Most believers assume persecution begins with pastors being arrested or churches being shut down. History suggests otherwise. It usually begins much more quietly--with labels.
First you're "offensive."
Then you're "harmful."
Then you're "dangerous."
Finally, society concludes that restricting your freedoms isn't persecution at all. It's simply protecting everyone else.
That is why Räsänen's conviction matters far beyond Finland.
Across Europe, governments continue expanding hate speech legislation while the European Union explores broader standards for combating so-called hate crimes and online speech. Canada has spent years empowering human rights commissions to investigate speech complaints while proposing new online harms legislation and broader censorship measures.
Australia has expanded hate speech laws in several jurisdictions while pursuing misinformation regulations. In the United States, many progressive politicians have advocated stronger hate speech restrictions despite the significant protections afforded by the First Amendment.
The pattern should look familiar.
First, redefine traditional Christian teaching as discriminatory.
Next, classify it as harmful.
Then criminalize it.
Finally, ensure the consequences extend well beyond paying a fine.
That final step may prove the most dangerous.
If governments can officially declare biblical teaching to be hate speech, then the conviction itself becomes only the beginning.
Today, it may mean difficulties traveling internationally.
Tomorrow?
Could governments decide that people convicted of hate crimes should be barred from holding public office because they supposedly promote "extremism"?
Could professional licensing boards conclude that pastors, counselors, teachers, physicians, or attorneys convicted of hate speech are unfit to practice?
Could universities refuse to hire professors with hate crime convictions? Could churches face increasing financial scrutiny? Could charitable organizations lose tax benefits if their leaders have criminal records tied to biblical teaching? Could banks, insurers, or employers decide that someone officially labeled a "hate criminal" represents too great a reputational risk?
None of those possibilities require outlawing Christianity.
They simply require treating Bible-believing Christians as citizens who cannot be trusted with positions of influence.

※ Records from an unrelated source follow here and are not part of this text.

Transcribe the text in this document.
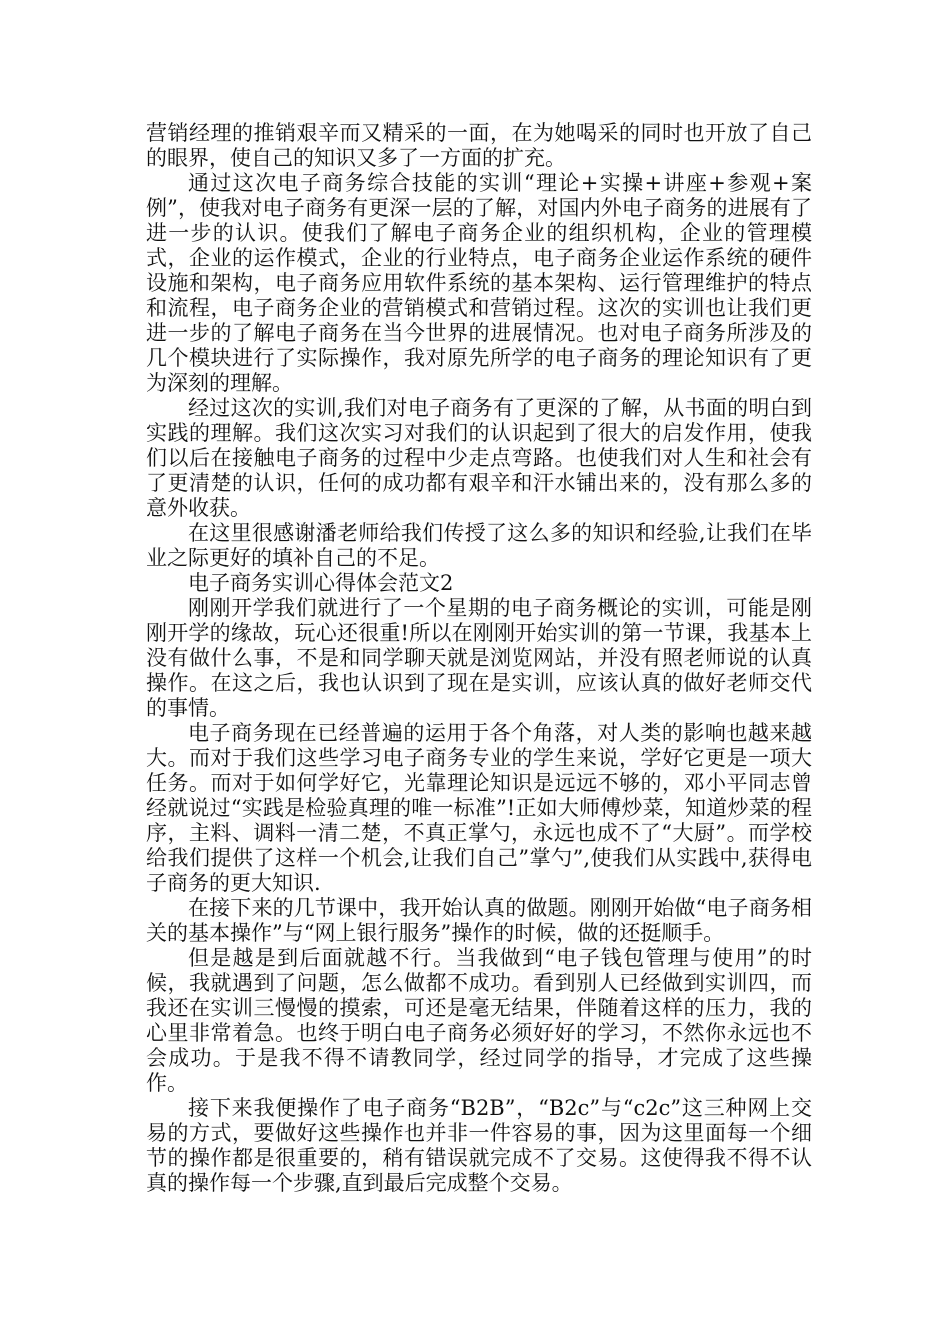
营销经理的推销艰辛而又精采的一面，在为她喝采的同时也开放了自己的眼界，使自己的知识又多了一方面的扩充。

通过这次电子商务综合技能的实训“理论+实操+讲座+参观+案例”，使我对电子商务有更深一层的了解，对国内外电子商务的进展有了进一步的认识。使我们了解电子商务企业的组织机构，企业的管理模式，企业的运作模式，企业的行业特点，电子商务企业运作系统的硬件设施和架构，电子商务应用软件系统的基本架构、运行管理维护的特点和流程，电子商务企业的营销模式和营销过程。这次的实训也让我们更进一步的了解电子商务在当今世界的进展情况。也对电子商务所涉及的几个模块进行了实际操作，我对原先所学的电子商务的理论知识有了更为深刻的理解。

经过这次的实训,我们对电子商务有了更深的了解，从书面的明白到实践的理解。我们这次实习对我们的认识起到了很大的启发作用，使我们以后在接触电子商务的过程中少走点弯路。也使我们对人生和社会有了更清楚的认识，任何的成功都有艰辛和汗水铺出来的，没有那么多的意外收获。

在这里很感谢潘老师给我们传授了这么多的知识和经验,让我们在毕业之际更好的填补自己的不足。

电子商务实训心得体会范文2

刚刚开学我们就进行了一个星期的电子商务概论的实训，可能是刚刚开学的缘故，玩心还很重!所以在刚刚开始实训的第一节课，我基本上没有做什么事，不是和同学聊天就是浏览网站，并没有照老师说的认真操作。在这之后，我也认识到了现在是实训，应该认真的做好老师交代的事情。

电子商务现在已经普遍的运用于各个角落，对人类的影响也越来越大。而对于我们这些学习电子商务专业的学生来说，学好它更是一项大任务。而对于如何学好它，光靠理论知识是远远不够的，邓小平同志曾经就说过“实践是检验真理的唯一标准”!正如大师傅炒菜，知道炒菜的程序，主料、调料一清二楚，不真正掌勺，永远也成不了“大厨”。而学校给我们提供了这样一个机会,让我们自己”掌勺”,使我们从实践中,获得电子商务的更大知识.

在接下来的几节课中，我开始认真的做题。刚刚开始做“电子商务相关的基本操作”与“网上银行服务”操作的时候，做的还挺顺手。

但是越是到后面就越不行。当我做到“电子钱包管理与使用”的时候，我就遇到了问题，怎么做都不成功。看到别人已经做到实训四，而我还在实训三慢慢的摸索，可还是毫无结果，伴随着这样的压力，我的心里非常着急。也终于明白电子商务必须好好的学习，不然你永远也不会成功。于是我不得不请教同学，经过同学的指导，才完成了这些操作。

接下来我便操作了电子商务“B2B”，“B2c”与“c2c”这三种网上交易的方式，要做好这些操作也并非一件容易的事，因为这里面每一个细节的操作都是很重要的，稍有错误就完成不了交易。这使得我不得不认真的操作每一个步骤,直到最后完成整个交易。
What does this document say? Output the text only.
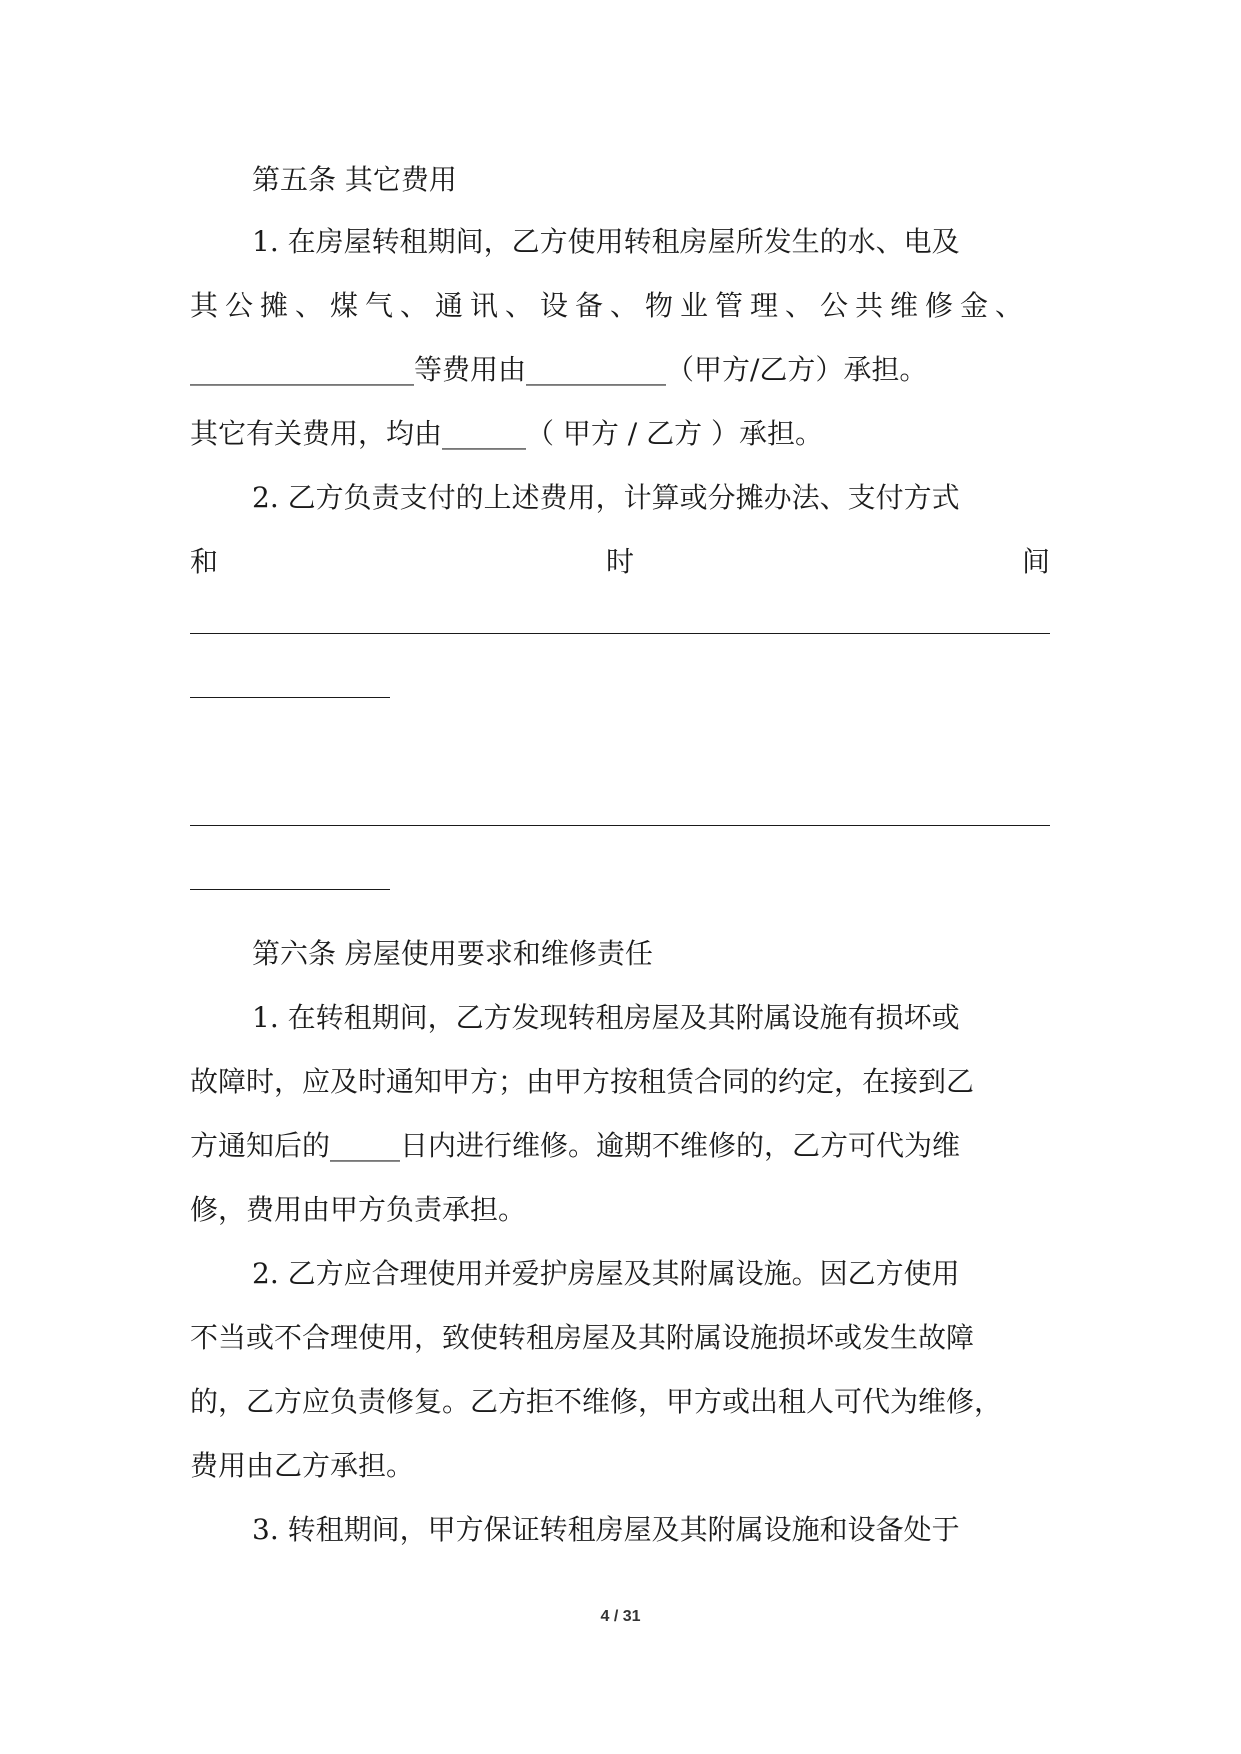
第五条 其它费用
1. 在房屋转租期间，乙方使用转租房屋所发生的水、电及
其公摊、煤气、通讯、设备、物业管理、公共维修金、
________________等费用由__________（甲方/乙方）承担。
其它有关费用，均由______（ 甲方 / 乙方 ）承担。
2. 乙方负责支付的上述费用，计算或分摊办法、支付方式
和	时	间
第六条 房屋使用要求和维修责任
1. 在转租期间，乙方发现转租房屋及其附属设施有损坏或
故障时，应及时通知甲方；由甲方按租赁合同的约定，在接到乙
方通知后的_____日内进行维修。逾期不维修的，乙方可代为维
修，费用由甲方负责承担。
2. 乙方应合理使用并爱护房屋及其附属设施。因乙方使用
不当或不合理使用，致使转租房屋及其附属设施损坏或发生故障
的，乙方应负责修复。乙方拒不维修，甲方或出租人可代为维修，
费用由乙方承担。
3. 转租期间，甲方保证转租房屋及其附属设施和设备处于
4 / 31
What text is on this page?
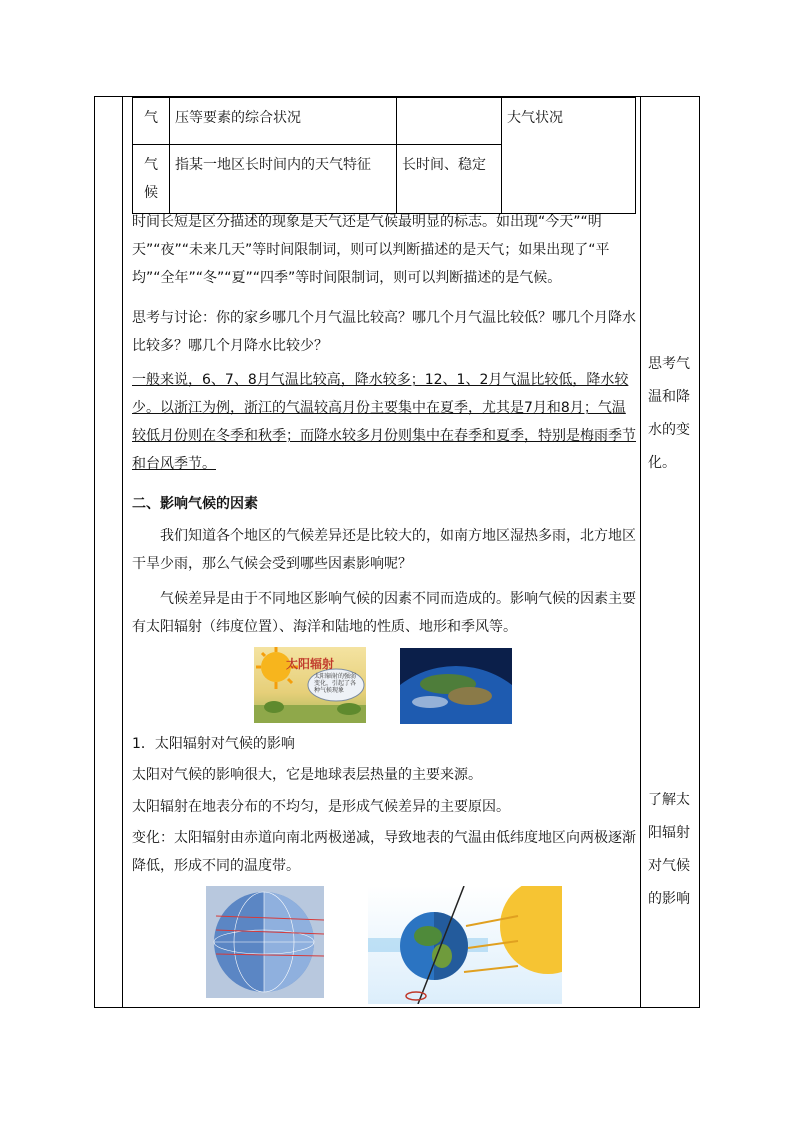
气	压等要素的综合状况		大气状况

气
候	指某一地区长时间内的天气特征	长时间、稳定	
时间长短是区分描述的现象是天气还是气候最明显的标志。如出现“今天”“明天”“夜”“未来几天”等时间限制词，则可以判断描述的是天气；如果出现了“平均”“全年”“冬”“夏”“四季”等时间限制词，则可以判断描述的是气候。
思考与讨论：你的家乡哪几个月气温比较高？哪几个月气温比较低？哪几个月降水比较多？哪几个月降水比较少？
一般来说，6、7、8月气温比较高，降水较多；12、1、2月气温比较低，降水较少。以浙江为例，浙江的气温较高月份主要集中在夏季，尤其是7月和8月；气温较低月份则在冬季和秋季；而降水较多月份则集中在春季和夏季，特别是梅雨季节和台风季节。
二、影响气候的因素
我们知道各个地区的气候差异还是比较大的，如南方地区湿热多雨，北方地区干旱少雨，那么气候会受到哪些因素影响呢？
气候差异是由于不同地区影响气候的因素不同而造成的。影响气候的因素主要有太阳辐射（纬度位置）、海洋和陆地的性质、地形和季风等。
太阳辐射
太阳辐射的强弱变化，引起了各种气候现象
1．太阳辐射对气候的影响
太阳对气候的影响很大，它是地球表层热量的主要来源。
太阳辐射在地表分布的不均匀，是形成气候差异的主要原因。
变化：太阳辐射由赤道向南北两极递减，导致地表的气温由低纬度地区向两极逐渐降低，形成不同的温度带。
思考气温和降水的变化。
了解太阳辐射对气候的影响
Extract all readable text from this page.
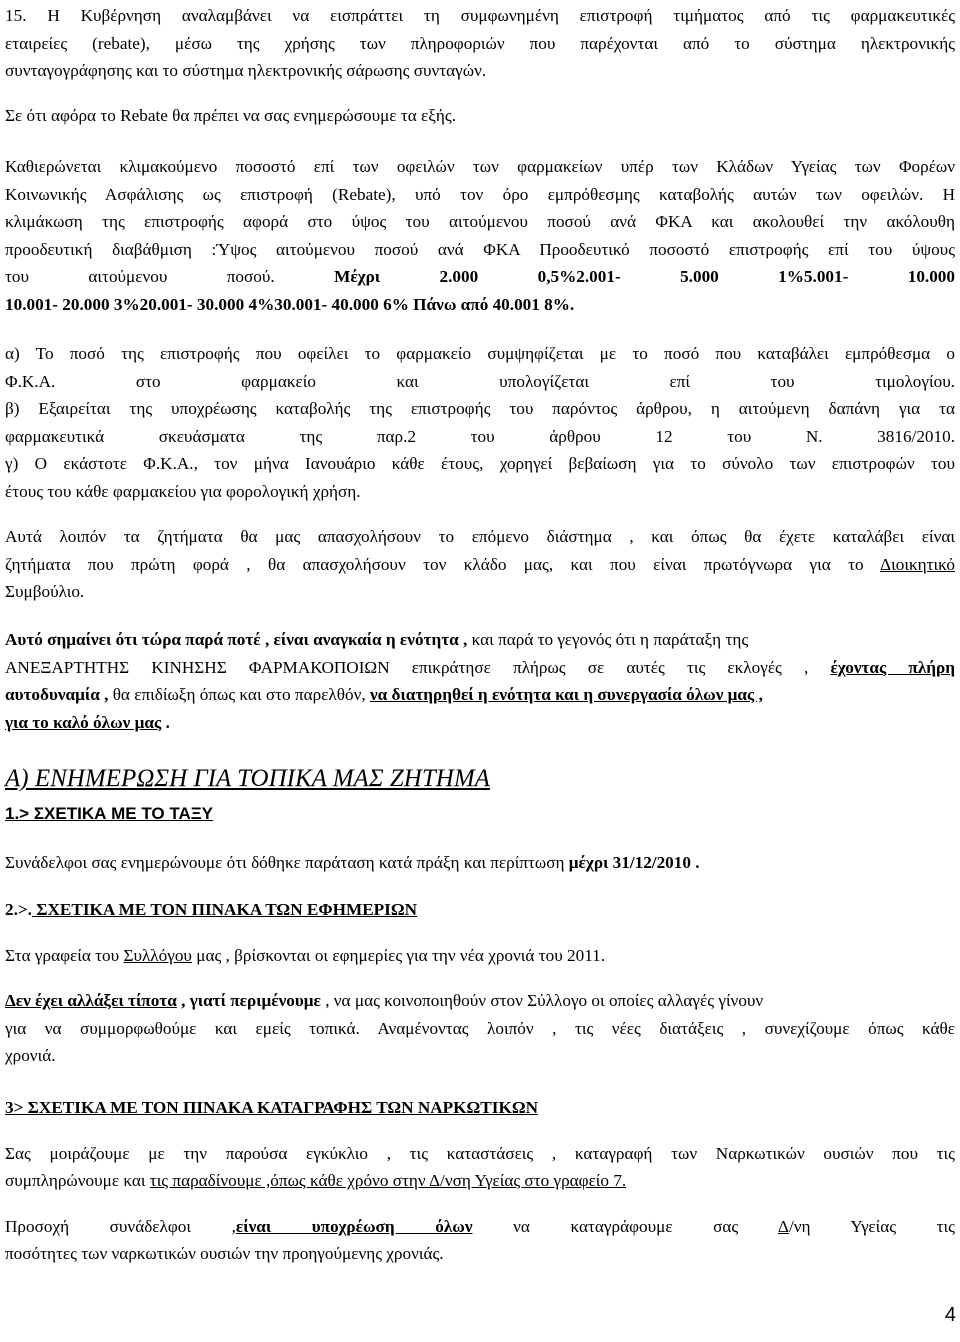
15. Η Κυβέρνηση αναλαμβάνει να εισπράττει τη συμφωνημένη επιστροφή τιμήματος από τις φαρμακευτικές

εταιρείες (rebate), μέσω της χρήσης των πληροφοριών που παρέχονται από το σύστημα ηλεκτρονικής

συνταγογράφησης και το σύστημα ηλεκτρονικής σάρωσης συνταγών.

Σε ότι αφόρα το Rebate θα πρέπει να σας ενημερώσουμε τα εξής.

Καθιερώνεται κλιμακούμενο ποσοστό επί των οφειλών των φαρμακείων υπέρ των Κλάδων Υγείας των Φορέων

Κοινωνικής Ασφάλισης ως επιστροφή (Rebate), υπό τον όρο εμπρόθεσμης καταβολής αυτών των οφειλών. Η

κλιμάκωση της επιστροφής αφορά στο ύψος του αιτούμενου ποσού ανά ΦΚΑ και ακολουθεί την ακόλουθη

προοδευτική διαβάθμιση :Ύψος αιτούμενου ποσού ανά ΦΚΑ Προοδευτικό ποσοστό επιστροφής επί του ύψους

του αιτούμενου ποσού.	Μέχρι 2.000 0,5%2.001- 5.000 1%5.001- 10.000

10.001- 20.000 3%20.001- 30.000 4%30.001- 40.000 6% Πάνω από 40.001 8%.

α) Το ποσό της επιστροφής που οφείλει το φαρμακείο συμψηφίζεται με το ποσό που καταβάλει εμπρόθεσμα ο

Φ.Κ.Α. στο φαρμακείο και υπολογίζεται επί του τιμολογίου.

β) Εξαιρείται της υποχρέωσης καταβολής της επιστροφής του παρόντος άρθρου, η αιτούμενη δαπάνη για τα

φαρμακευτικά σκευάσματα της παρ.2 του άρθρου 12 του Ν. 3816/2010.

γ) Ο εκάστοτε Φ.Κ.Α., τον μήνα Ιανουάριο κάθε έτους, χορηγεί βεβαίωση για το σύνολο των επιστροφών του

έτους του κάθε φαρμακείου για φορολογική χρήση.

Αυτά λοιπόν τα ζητήματα θα μας απασχολήσουν το επόμενο διάστημα , και όπως θα έχετε καταλάβει είναι

ζητήματα που πρώτη φορά , θα απασχολήσουν τον κλάδο μας, και που είναι πρωτόγνωρα για το Διοικητικό

Συμβούλιο.

Αυτό σημαίνει ότι τώρα παρά ποτέ , είναι αναγκαία η ενότητα , και παρά το γεγονός ότι η παράταξη της

ΑΝΕΞΑΡΤΗΤΗΣ ΚΙΝΗΣΗΣ ΦΑΡΜΑΚΟΠΟΙΩΝ επικράτησε πλήρως σε αυτές τις εκλογές , έχοντας πλήρη

αυτοδυναμία , θα επιδίωξη όπως και στο παρελθόν, να διατηρηθεί η ενότητα και η συνεργασία όλων μας ,

για το καλό όλων μας .

Α) ΕΝΗΜΕΡΩΣΗ ΓΙΑ ΤΟΠΙΚΑ ΜΑΣ ΖΗΤΗΜΑ

1.> ΣΧΕΤΙΚΑ ΜΕ ΤΟ ΤΑΞΥ

Συνάδελφοι σας ενημερώνουμε ότι δόθηκε παράταση κατά πράξη και περίπτωση μέχρι 31/12/2010 .

2.>. ΣΧΕΤΙΚΑ ΜΕ ΤΟΝ ΠΙΝΑΚΑ ΤΩΝ ΕΦΗΜΕΡΙΩΝ

Στα γραφεία του Συλλόγου μας , βρίσκονται οι εφημερίες για την νέα χρονιά του 2011.

Δεν έχει αλλάξει τίποτα , γιατί περιμένουμε , να μας κοινοποιηθούν στον Σύλλογο οι οποίες αλλαγές γίνουν

για να συμμορφωθούμε και εμείς τοπικά. Αναμένοντας λοιπόν , τις νέες διατάξεις , συνεχίζουμε όπως κάθε

χρονιά.

3> ΣΧΕΤΙΚΑ ΜΕ ΤΟΝ ΠΙΝΑΚΑ ΚΑΤΑΓΡΑΦΗΣ ΤΩΝ ΝΑΡΚΩΤΙΚΩΝ

Σας μοιράζουμε με την παρούσα εγκύκλιο , τις καταστάσεις , καταγραφή των Ναρκωτικών ουσιών που τις

συμπληρώνουμε και τις παραδίνουμε ,όπως κάθε χρόνο στην Δ/νση Υγείας στο γραφείο 7.

Προσοχή συνάδελφοι ,είναι υποχρέωση όλων να καταγράφουμε σας Δ/νη Υγείας τις

ποσότητες των ναρκωτικών ουσιών την προηγούμενης χρονιάς.

4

That may sound speculative--but so did the idea of prosecuting a parliamentarian for publishing a biblical booklet twenty years before same-sex marriage was legalized in her country.
History offers an important warning.
Governments have always relied on labels before they relied on force. The Roman Empire branded Christians enemies of the state. The French Revolution labeled faithful clergy enemies of the people. Communist regimes called believers counter-revolutionaries. The terminology changes with each generation, but the strategy remains remarkably consistent: redefine virtue as danger, then justify punishment in the name of public safety.
Today's preferred label is "hate."
Once that label sticks, many people stop asking what was actually said.
Who wants to hire a hate criminal?
Vote for one?
Invite one to speak?
Trust one with children?
Allow one to travel freely?
The label itself often becomes more damaging than the original conviction.
Christians should be clear about one important distinction. Scripture commands believers to love every person because every individual bears the image of God. Genuine hatred has no place in the Christian life.
But loving people does not require abandoning biblical truth.
Nor should governments possess the authority to redefine historic Christian doctrine as criminal hatred.
Päivi Räsänen's case is not simply about one Finnish grandmother or one unfortunate airport incident.
It is a glimpse into a much larger question every Christian should be asking.
What happens after the state officially labels biblical Christianity as hate?
The greatest danger may not be prison cells. It may be persuading ordinary citizens that faithful Christians deserve whatever restrictions come next.
Today it's an airport.
Tomorrow it could be a profession.
One day it could simply be full participation in public life.
The question is no longer whether governments can make biblical Christianity unpopular.
The question is whether Christians will remain faithful when obedience to Scripture carries an ever-growing personal cost.